そんな野菜くらぶの特色の1つが産地から直送でお届けすること。自ら販路を開拓し、契約栽培というかたちで取引先と年間の生産量や栽培方法、価格などを決めています。ニーズに合った農作物を畑から直送するので流通経路にムダがなく、身元のはっきりわかる野菜をイチ早く消費者に届けることができるのです。
「現在、北は青森から南は岡山・島根まで、約80名の生産者が加盟しています」と話すのは、野菜くらぶ営業部部長の河原勉さん。地域の気候に合わせた適地適作を心がけ、産地を分散することで1年を通じて安定的に出荷できる体制を敷いています。コープしがの産直レタスを担当する都丸農園の都丸悟さんもそんな生産者のひとり。30代の若手でありながら、11名のレタス農家を束ねるレタス部会長を務めています。「地中海沿岸を原産とするレタスは、水はけのよい土壌を好む野菜。とにかく多湿を嫌うので、梅雨の時期には気をつかいますね」と都丸さん。
ここ赤城山麓の土壌は、那須火山地帯に属する榛名山の噴火によって火山灰が堆積した黒ボク土。ホクホクと柔らかな土質は水はけもよく、標高400~800mの冷涼な気候もデリケートなレタスの栽培に向いています。都丸さんが作付をしている畑の総面積は約25ha。東京ドームに換算して約5.3個分の広大な圃場です。
そんな見渡す限りのレタス畑の足元は、びっしりとビニールシートで覆われています。「春は光を取り入れながら土の乾燥を防ぐ透明なシートを、夏場は地温が上がり過ぎないようにシルバーのシートで日よけをしています」。レタスの栽培は、土壌の温度や水はけに大きく左右されるもの。だからこそ生産農家は様々な工夫を凝らしているのです。
採れたてのレタスを食べさせてもらうと、シャキシャキとみずみずしい! そのうえ肉厚な食感は魚粉や米ぬかといった有機肥料の効果によるもの。週に1度はレタス部会で品評会を開いてできばえを確かめ、生産者同士で技能を高め合っているそうです。

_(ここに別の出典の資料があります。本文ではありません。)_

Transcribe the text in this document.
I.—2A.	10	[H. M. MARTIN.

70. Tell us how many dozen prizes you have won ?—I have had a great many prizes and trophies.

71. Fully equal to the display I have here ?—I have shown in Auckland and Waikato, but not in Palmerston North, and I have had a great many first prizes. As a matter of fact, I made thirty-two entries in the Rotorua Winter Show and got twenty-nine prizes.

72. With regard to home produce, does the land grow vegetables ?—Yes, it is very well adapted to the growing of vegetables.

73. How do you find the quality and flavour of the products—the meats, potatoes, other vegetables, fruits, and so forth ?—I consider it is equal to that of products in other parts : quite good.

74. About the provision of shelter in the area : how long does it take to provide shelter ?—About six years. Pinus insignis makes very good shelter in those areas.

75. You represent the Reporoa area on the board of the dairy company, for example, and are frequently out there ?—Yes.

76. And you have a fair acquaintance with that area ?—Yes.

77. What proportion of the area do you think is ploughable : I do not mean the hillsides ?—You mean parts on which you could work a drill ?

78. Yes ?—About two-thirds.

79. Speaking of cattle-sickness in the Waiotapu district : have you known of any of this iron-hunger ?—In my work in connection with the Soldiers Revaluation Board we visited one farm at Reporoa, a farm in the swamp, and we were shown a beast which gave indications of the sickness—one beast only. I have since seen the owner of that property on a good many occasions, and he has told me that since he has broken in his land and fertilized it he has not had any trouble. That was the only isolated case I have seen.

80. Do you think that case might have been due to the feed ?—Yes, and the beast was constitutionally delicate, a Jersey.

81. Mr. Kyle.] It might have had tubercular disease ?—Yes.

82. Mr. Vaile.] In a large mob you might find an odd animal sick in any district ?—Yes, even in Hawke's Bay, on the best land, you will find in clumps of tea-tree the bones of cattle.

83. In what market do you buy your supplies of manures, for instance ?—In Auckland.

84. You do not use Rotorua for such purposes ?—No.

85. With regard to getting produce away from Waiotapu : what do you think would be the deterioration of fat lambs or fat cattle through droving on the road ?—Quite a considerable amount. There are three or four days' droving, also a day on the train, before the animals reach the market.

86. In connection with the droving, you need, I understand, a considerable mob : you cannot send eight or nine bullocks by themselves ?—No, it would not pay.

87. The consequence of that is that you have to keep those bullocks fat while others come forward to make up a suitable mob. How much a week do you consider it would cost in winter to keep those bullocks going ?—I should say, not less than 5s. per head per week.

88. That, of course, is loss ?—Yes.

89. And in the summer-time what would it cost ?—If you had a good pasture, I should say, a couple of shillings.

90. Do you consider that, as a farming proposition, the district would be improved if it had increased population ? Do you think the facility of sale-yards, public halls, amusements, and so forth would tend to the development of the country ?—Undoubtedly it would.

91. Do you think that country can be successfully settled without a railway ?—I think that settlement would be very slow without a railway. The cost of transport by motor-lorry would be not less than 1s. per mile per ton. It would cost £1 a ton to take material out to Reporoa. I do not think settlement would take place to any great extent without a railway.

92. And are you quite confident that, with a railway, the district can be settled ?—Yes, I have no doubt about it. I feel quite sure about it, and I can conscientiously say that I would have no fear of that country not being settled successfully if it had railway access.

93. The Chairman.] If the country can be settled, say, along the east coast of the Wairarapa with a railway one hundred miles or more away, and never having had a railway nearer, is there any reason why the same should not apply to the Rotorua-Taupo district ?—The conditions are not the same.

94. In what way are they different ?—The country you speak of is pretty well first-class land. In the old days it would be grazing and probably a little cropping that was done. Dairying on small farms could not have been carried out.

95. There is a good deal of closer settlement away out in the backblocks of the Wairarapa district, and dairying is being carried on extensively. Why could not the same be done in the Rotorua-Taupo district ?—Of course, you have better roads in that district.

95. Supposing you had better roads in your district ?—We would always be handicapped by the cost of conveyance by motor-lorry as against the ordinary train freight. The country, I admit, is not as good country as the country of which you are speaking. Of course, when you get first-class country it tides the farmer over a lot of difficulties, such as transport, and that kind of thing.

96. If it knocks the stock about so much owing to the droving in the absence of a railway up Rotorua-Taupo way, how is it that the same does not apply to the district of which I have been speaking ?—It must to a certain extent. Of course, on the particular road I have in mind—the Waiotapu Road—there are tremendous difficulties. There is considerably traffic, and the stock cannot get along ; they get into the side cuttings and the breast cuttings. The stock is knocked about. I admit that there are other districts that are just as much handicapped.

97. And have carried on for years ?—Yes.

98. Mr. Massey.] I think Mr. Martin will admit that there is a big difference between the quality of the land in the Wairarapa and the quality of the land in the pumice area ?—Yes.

レタスはおよそ30~50日の生育期間で収穫の時期を迎えますが、高温を嫌うため夜明け前の涼しい時間に収穫しなければなりません。しかも、一つひとつ人の手で丁寧に刈り取ります。都丸さんの農園ではまだ暗い朝の3時から従業員総出で1日に5000~1万個のレタスを収穫し、庫内を6~8度に保ったトラックで集荷センターへ。丹精込めて育てられたレタスは、収穫から4日目には、組合員の手元に届けられるのです。
私たちが一番大切にしていること
組合員さん向けのレタスは、宅配されることを考えて大き過ぎず小さ過ぎず、それでいてずっしりと食べ応えのあるサイズで作るようにしています。これからも様々な栽培方法を研究してレタスの味を追求していきたい。いつでも組合員さんに「おいしい!」と言ってもらえるものを作ろうと努力しています。
次世代の就農希望者を育てるため独立支援プログラムを制定しています。